SYNOPSIS:
Industrialist George Stark invites a small group of wealthy friends to his private island for a weekend of relaxation and light business. He wants them to meet the brilliant chemist Gerry Farrell who has invented a new chemical process. Against his wishes, Farrell is engaged in business discussions revolving around millions of dollars worth of investment. As each of the potential investors goes behind each other’s back, fear and mistrust grow, particularly once the guests begin turning up dead.
REVIEW:
In addition to being one of the best-selling books of all time, Agatha Christie’s And Then There Were None (also known as Ten Little Indians) is among the most imitated literary works. From film and television to stage and radio, the story has been adapted countless times – both officially and, more commonly, unofficially. There have been several successful horror and thriller movies that utilize its story structure, including the likes of Friday the 13th, Devil, Identity and Harper’s Island.
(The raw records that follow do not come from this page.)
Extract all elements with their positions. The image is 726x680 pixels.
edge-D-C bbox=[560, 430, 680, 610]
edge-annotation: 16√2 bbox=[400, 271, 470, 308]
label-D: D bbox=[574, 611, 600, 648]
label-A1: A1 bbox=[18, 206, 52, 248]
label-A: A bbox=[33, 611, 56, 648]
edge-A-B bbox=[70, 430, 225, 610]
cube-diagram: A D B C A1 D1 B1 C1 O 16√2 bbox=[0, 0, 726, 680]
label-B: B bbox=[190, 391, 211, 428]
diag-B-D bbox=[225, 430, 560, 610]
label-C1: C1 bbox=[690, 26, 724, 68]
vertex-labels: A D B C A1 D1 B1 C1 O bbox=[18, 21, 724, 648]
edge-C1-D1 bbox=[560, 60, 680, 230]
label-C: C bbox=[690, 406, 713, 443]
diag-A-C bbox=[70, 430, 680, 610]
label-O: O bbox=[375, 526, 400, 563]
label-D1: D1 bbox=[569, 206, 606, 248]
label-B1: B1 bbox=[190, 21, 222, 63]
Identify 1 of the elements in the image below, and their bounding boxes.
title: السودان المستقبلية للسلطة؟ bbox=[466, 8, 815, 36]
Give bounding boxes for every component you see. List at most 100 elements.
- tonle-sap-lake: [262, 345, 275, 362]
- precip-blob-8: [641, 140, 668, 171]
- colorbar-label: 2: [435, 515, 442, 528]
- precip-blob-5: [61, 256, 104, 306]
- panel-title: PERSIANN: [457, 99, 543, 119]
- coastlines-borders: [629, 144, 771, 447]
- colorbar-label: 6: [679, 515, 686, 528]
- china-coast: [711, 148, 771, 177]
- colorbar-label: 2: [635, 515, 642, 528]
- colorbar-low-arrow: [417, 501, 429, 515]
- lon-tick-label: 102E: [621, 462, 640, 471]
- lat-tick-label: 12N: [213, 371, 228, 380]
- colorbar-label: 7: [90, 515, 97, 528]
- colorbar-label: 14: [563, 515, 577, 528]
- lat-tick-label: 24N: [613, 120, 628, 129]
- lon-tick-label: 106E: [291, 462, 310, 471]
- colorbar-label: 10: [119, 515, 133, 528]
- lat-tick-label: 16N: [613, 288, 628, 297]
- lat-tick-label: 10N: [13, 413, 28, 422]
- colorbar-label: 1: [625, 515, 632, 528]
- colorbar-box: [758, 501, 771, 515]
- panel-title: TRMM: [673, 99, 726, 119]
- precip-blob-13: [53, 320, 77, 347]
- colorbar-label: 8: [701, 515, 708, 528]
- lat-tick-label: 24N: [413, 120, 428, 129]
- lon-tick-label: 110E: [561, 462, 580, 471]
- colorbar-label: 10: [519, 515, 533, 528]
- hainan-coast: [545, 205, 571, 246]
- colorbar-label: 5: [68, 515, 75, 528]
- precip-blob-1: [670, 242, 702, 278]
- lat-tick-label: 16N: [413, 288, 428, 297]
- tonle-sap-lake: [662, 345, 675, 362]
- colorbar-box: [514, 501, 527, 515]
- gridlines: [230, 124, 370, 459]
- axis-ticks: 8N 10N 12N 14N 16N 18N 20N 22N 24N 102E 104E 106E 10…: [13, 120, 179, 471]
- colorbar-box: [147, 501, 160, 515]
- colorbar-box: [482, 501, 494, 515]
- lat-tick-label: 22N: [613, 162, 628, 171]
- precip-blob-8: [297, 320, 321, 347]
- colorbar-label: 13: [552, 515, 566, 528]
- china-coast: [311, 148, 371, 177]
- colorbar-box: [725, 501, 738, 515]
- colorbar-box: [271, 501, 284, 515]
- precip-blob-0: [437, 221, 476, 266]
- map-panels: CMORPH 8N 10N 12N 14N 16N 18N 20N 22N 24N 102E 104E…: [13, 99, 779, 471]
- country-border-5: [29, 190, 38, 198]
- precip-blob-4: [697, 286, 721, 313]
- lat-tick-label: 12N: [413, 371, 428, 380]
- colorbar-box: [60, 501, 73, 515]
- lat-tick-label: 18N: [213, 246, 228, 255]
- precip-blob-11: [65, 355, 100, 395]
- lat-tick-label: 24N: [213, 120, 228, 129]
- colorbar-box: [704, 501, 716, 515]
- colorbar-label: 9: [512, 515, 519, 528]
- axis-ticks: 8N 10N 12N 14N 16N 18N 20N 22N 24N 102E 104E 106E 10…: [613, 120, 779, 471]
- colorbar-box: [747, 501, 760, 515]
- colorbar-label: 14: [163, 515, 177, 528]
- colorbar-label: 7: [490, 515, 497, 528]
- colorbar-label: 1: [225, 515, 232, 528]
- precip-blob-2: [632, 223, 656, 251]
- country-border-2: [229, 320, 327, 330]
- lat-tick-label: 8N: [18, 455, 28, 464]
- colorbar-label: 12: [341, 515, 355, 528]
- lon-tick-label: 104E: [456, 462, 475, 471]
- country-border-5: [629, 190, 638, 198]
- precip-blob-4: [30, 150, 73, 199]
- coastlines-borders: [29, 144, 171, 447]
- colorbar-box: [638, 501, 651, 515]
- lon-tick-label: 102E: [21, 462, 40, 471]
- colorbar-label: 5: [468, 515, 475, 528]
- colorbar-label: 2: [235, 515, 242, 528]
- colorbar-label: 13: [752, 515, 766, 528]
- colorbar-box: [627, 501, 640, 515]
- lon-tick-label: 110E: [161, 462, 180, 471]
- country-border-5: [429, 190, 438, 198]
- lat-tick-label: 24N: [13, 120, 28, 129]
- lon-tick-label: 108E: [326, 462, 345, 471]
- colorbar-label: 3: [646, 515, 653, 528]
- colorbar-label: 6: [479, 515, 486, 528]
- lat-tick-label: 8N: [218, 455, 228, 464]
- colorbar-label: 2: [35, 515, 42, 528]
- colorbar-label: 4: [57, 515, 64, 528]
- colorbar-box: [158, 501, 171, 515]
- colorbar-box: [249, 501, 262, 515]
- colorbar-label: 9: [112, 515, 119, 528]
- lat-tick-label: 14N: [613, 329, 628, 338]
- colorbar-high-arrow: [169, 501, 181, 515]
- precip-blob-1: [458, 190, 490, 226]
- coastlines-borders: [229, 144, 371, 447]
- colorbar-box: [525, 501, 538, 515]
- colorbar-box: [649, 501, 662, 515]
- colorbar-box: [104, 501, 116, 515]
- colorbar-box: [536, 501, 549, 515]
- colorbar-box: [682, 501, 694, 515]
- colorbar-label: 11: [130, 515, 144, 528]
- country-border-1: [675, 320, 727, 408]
Mario Bava put an Italian giallo spin on the familiar story in 1970 with Five Dolls for an August Moon (also known as Island of Terror). The film concerns a group of wealthy friends who gather on a private island belonging to industrialist George Stark (Teodoro Corrà). One of the guests, Gerry Farrell (William Berger), is a scientist who has developed a revolutionary new formula for an industrial resin. The other businessmen are eager to purchase the formula, offering him as much as $3 million, but Gerry refuses.
The environment becomes increasingly tense as the guests begin to turn up dead, one by one.
There’s something darkly humorous about the surviving people bagging and hanging each of the dead bodies in a walk-in freezer. The off-kilter tone is matched by Piero Umiliani’s emphatic score, which often sounds out of place yet somehow works well.
The downfall of Five Dolls for an August Moon is its lack of character development. These types of whodunit mysteries rely on the audience caring about each person involved in the story. With Five Dolls, on the other hand, the viewers barely learn half of the characters’ names, let alone familiarize themselves enough to feel any impact upon their death. As a result, the suspense is minimal, while plot becomes confusing at times and borders on incoherent at others.
Bava’s contempt for the material may have been a reflection on his role as a director-for-here. He was brought in at the last minute and, therefore, had little creative input. (He did, however, edit his own work for the first and only time.) A majority of the death scenes occur off-screen, which is unusual for Bava and likely a result of the production’s rushed schedule.
The movie is beautifully shot, as expected from a Bava picture (working with his regular cinematographer at the time, Antonio Rinaldi). It features one of the most gorgeous shots of Bava’s career; a spilled display of glass orbs cascades through rooms and down a spiraling set of stairs before landing in a bathtub containing a dead body. There’s an emphasis on blue tones, and the film’s many zooms and focus pulls add to the dreamlike nature. There’s also an impressively fluid Steadicam-style shot, created before the technology existed.
Five Dolls for an August Moon’s visual mastery can now be experienced in high definition, courtesy of Kino Lorber. The Blu-ray was mastered from a 35mm negative of the English-language version. (Since the actors spoke several different languages – Italian, French and English – there is no real original-language cut of the film, although an Italian version was previously available on DVD.) The disc also includes a new audio commentary by film historian Tim Lucas, which is among his most educational contributions to The Mario Bava Collection, as well as Bava trailers.
One of Bava’s more obscure works, Five Dolls for an August Moon did not receive an official U.S. release until it hit DVD in 2001. Bava, himself, once called it his worst effort, but that is far from the truth. Derivative and convoluted as it may be, the misunderstood Five Dolls for an August Moon is visually striking enough to avoid ever becoming boring.